Por supuesto, las personas pueden recuperarse de la depresión. Pero en ese caso será mejor que tengan bien embridada la consciencia de lo que han vivido. De otro modo podrían empezar a pensar que estar vivo no está tan bien como pensaban en tiempos cuando un sistema emocional relativamente bien constituido les traía y llevaba de un lado a otro. Lo mismo cabe decir de cualquier tipo de sistema corporal, como el sistema inmunitario. Porque cuando uno de tus sistemas se colapsa, no puedes funcionar como piensas que deberías.

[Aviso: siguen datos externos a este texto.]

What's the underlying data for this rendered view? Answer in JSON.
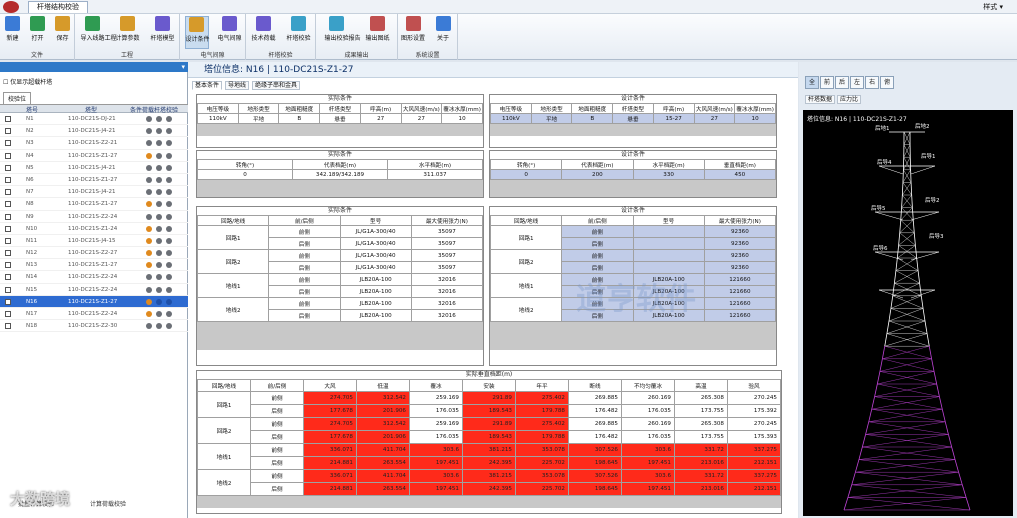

Puede que ni siquiera seas capaz de pensar en nada salvo en cuánto vómito, mucosidad, flema y heces acuosas estás descargando de tu cuerpo cuando tu sistema inmunitario no puede resistir la acometida de una infección vírica o bacteriana. Si así es como eras todo el tiempo, no podrías seguir siendo un ser bien constituido, lo que significa que no podrías seguir siendo tu viejo yo, fuera lo que fuera lo que eso significara. Pero es probable que mejores después de que uno o más de tus sistemas se hayan colapsado, y como un ser nuevamente bien constituido probablemente pensarás «Vuelvo a ser mi yo real». Sin embargo, con la misma sinceridad podrías pensar que tu yo real es el que estaba enfermo, no ese otro con sistemas bien constituidos que trabajan en común de un modo tan cooperativo que ni siquiera reparas en ellos. Pero no puedes ir por ahí pensando que tu yo enfermo es tu yo real, o te convertirías en alguien que padece ansiedad crónica ante todas las formas en que pueden colapsarse tus sistemas. Y ese se convertiría en tu yo real».